In silico analysis of selected polyphenols as potential multitarget rheumatoid arthritis modifying agents

Introduction: Rheumatoid arthritis (RA) arises from a complex inflammatory network involving cytokines, kinases, and matrix degrading enzymes. Methotrexate is the clinical standard but is limited by poor pharmacokinetics and a narrow mechanism. Methodology: This study evaluates six polyphenols sinapic acid, catechin, galangin, piceatannol, umbelliferone, and pinocembrin against fifteen validated RA targets and benchmarks them against methotrexate.An integrated in silico framework assessed ADME properties, molecular docking, and network pharmacology. ADME screening included Lipinski compliance, GI absorption, solubility, CYP450, and bioavailability.
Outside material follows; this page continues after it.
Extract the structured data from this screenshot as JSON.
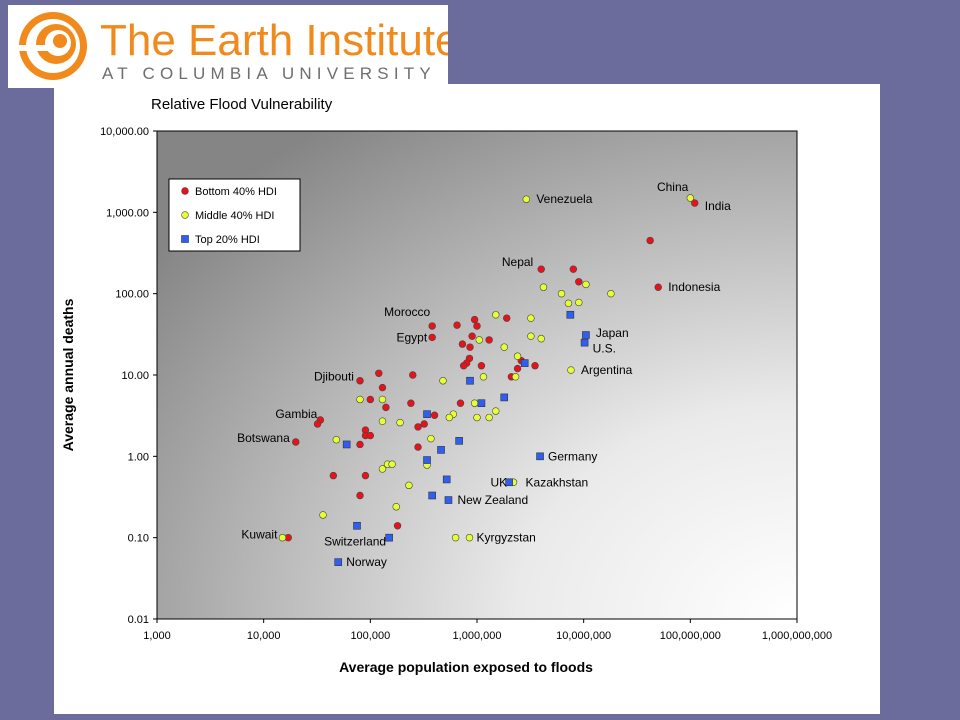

Results: All polyphenols fullfill Lipinski’s criteria and showed moderate lipophilicity, high predicted GI absorption, favourable solubility, minimal CYP450 interactions, and bioavailability scores of 0.55. Methotrexate displayed one rule violation, extreme hydrophilicity, poor permeability, low GI absorption, and a bioavailability score of 0.11. Docking confirmed methotrexate as the strongest single-target binder; however, catechin, piceatannol, galangin, and umbelliferone demonstrated strong affinities (–6.1 to –9.9 kcal/mol), particularly to iNOS, COX-2, and MMP-9. Network analysis highlighted modulation of TNF, IL-17, JAK–STAT, NF-κB, RA, and arachidonic-acid pathways and GO linked to inflammation and matrix degradation. Conclusion: The polyphenols, in combination with catechin, are pharmacokinetically robust multitarget modulators capable of suppressing cytokine signalling, kinase activation, NF-κB transcription, and matrix degradation, therefore positing these phytochemicals as promising for next-generation RA therapeutics.